The Psalms show a rollercoaster of emotions: highs of praise ("You'll never leave me!") followed by lows ("You've abandoned me!"). Yet God, never truly absent, allows us to feel His distance so His presence becomes sweeter. He ordains hard situations so we experience His comfort fully. It feels good—it's a privilege. Without pain, we couldn't grasp its full weight.
It's better to endure God-decreed pain to feel His comfort than to avoid pain altogether. We are ruined by sin, incapable of handling troubles rightly on our own. God teaches us to depend not on ourselves, but on Him.
Comfort Causes Christian Confidence
1. The Frequency of God's Comfort
The frequency of Christian comfort builds confidence. How often does God comfort His people? Every time. He is the "God of all comfort" who "comforts us in all our affliction." No degree or frequency of difficulty is excluded—every affliction qualifies.
To comfort (Greek parakletos, like the Holy Spirit) means to be present beside someone, holding them up—like helping someone walk on a sprained ankle. It encourages, builds up, changes our attitude and ability to endure, even if circumstances persist.
What counts as affliction? Bad test grades, a rough day—not just martyrdom or poverty. No situation is too small. God doesn't rank sufferings hierarchically; He decreed them all. We shouldn't complain or dismiss our pain by comparison—God comforts in every case.
What if we don't feel comforted, even in deep loss?

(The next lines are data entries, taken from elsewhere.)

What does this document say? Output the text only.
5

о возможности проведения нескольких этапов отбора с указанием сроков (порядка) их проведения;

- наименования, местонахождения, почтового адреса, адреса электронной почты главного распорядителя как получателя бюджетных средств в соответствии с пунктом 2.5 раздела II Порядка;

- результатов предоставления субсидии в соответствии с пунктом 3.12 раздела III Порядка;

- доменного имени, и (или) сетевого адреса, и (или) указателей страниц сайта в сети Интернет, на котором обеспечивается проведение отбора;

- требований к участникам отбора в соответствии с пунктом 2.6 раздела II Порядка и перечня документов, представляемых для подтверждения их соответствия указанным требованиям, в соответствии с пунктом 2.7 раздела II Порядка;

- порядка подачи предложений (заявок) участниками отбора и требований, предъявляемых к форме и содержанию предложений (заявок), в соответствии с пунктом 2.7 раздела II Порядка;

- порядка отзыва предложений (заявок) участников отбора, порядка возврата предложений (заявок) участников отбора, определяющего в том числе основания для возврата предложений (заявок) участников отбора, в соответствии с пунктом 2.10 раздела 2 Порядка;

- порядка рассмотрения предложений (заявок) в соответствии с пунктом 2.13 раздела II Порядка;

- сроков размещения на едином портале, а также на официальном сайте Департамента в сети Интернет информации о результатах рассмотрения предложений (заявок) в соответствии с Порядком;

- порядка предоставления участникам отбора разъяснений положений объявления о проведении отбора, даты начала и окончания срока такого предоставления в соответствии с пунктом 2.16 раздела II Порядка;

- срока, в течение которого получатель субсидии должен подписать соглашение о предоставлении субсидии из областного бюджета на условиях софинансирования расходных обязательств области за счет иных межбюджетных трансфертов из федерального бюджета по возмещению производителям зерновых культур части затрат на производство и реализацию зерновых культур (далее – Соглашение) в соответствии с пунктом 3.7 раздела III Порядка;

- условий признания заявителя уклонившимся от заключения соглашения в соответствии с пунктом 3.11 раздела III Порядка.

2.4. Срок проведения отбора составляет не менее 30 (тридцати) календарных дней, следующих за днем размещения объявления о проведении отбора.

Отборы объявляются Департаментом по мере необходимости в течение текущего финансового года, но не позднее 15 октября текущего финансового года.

Feelings aside, Scripture promises He does comfort us. The question isn't if, but how.
How God Comforts Us
One explicit way: so we can comfort others "in any affliction" with the comfort we've received. God uses His people as instruments. Have you isolated from fellowship? Are you using God's comfort to encourage others—changing their atmosphere, helping them endure?
Comfort isn't specialized training; it's God's presence shared. You don't need to be "equipped" or a pastor—the Holy Spirit in you suffices. It equips you because you've received comfort yourself. No need to match exact afflictions; any comfort from God qualifies for any need.
Other ways: Run to Scripture, where God has spoken on sin, suffering, and life. Or recognize we might refuse comfort—focusing on trouble like Peter on the waves, ignoring Christ's presence.
We can even receive God's grace "in vain"—letting it slip through like water through spread fingers, or seed on bad soil. In adversity, we turn to sin (drunkenness, fornication, entertainment) for relief, distracting from God's comfort. Refocus: He comforts always.
Christians comfort through presence, accountability, and the Spirit. Even if faithless, God remains faithful. His comfort is life-sustaining—the difference between enduring hellish circumstances with quality of life or despair.